All in all, there should be no major hurdles. First of all, all Chrome OS hardware includes a "developer mode" which allows you, after a switch over from regular to developer mode and a wipe of your stateful data (local settings and user accounts), to set up the machine again, but this time also get easy access to a local shell on the system -- either through the ctrl-alt-t terminal window, or by switching to VT2 and just logging in as root (no password, so set one ASAP).

Developer mode gives you local full access, and you can do things such as remove the root filesystem verification so you can edit the contents, or boot your own built image (signed with developer keys), etc. Some guys have used this to install what they call ChrUbuntu on x86 systems. Chrome OS uses an A/B side setup for kernel partition and root filesystems, but there is also a "C" side allocated in the partition tables (but given no disk blocks for the actual partitions). ChrUbuntu resizes the stateful partition and reassigns that space to KERN-C and ROOT-C, and populates ROOT-C with an Ubuntu userspace.

ChrUbuntu is pretty cool since it allows you to still have a dual-boot, and the regular Chrome OS update process works just fine with it. You can even build and sign your own kernels, if you want -- you don't have to copy over the binaries we provide as part of Chrome OS (for instructions, see the thread at http://goo.gl/pCB9F).

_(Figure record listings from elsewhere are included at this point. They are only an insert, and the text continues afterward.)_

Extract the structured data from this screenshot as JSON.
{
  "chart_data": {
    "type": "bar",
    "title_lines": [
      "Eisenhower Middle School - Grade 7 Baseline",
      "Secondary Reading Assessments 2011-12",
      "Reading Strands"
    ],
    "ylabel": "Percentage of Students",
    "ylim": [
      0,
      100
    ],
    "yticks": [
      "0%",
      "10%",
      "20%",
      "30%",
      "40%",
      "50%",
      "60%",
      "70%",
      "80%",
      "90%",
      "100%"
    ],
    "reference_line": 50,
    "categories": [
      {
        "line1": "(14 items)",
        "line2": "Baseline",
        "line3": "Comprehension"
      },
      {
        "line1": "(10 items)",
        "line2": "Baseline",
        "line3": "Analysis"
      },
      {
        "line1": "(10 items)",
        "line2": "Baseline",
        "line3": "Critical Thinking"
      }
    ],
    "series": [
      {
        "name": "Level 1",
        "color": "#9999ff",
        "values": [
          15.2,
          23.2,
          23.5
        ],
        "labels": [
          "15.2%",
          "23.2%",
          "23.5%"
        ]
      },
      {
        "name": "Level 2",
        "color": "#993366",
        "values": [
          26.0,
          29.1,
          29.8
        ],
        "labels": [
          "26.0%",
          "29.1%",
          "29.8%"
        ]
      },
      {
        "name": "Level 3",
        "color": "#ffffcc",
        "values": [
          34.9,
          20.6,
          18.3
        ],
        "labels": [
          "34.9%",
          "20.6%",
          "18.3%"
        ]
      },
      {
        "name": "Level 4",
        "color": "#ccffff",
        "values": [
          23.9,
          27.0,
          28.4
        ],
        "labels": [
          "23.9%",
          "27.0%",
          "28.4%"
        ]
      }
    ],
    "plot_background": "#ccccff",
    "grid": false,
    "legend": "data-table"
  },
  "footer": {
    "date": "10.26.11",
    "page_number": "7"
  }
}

No one has done the work to do the equivalent on ARM, since no one has hardware yet (and us team members have been waaaaay too busy getting the product ready to tinker with it). But the same concepts apply just fine on ARM, so the similar things should work.

Also, there's nothing that requires you to have root on the internal storage, you could move it to an SD card. That would keep more space available for the regular image, etc.

But, if you want to hack the machine more than that, you can open the machine, remove the write protection for the firmware on the system, and reflash it using a regular u-boot. This would allow you to boot anything you want, etc, but it would be harder to keep a regular Chrome OS dual-boot environment going.

As far as KVM goes, it very well might be possible to run it on the hardware. We haven't tried using it much (see above comment about being busy), so it'll be interesting to hear reports from the community once hardware reaches those who plan to tinker with it.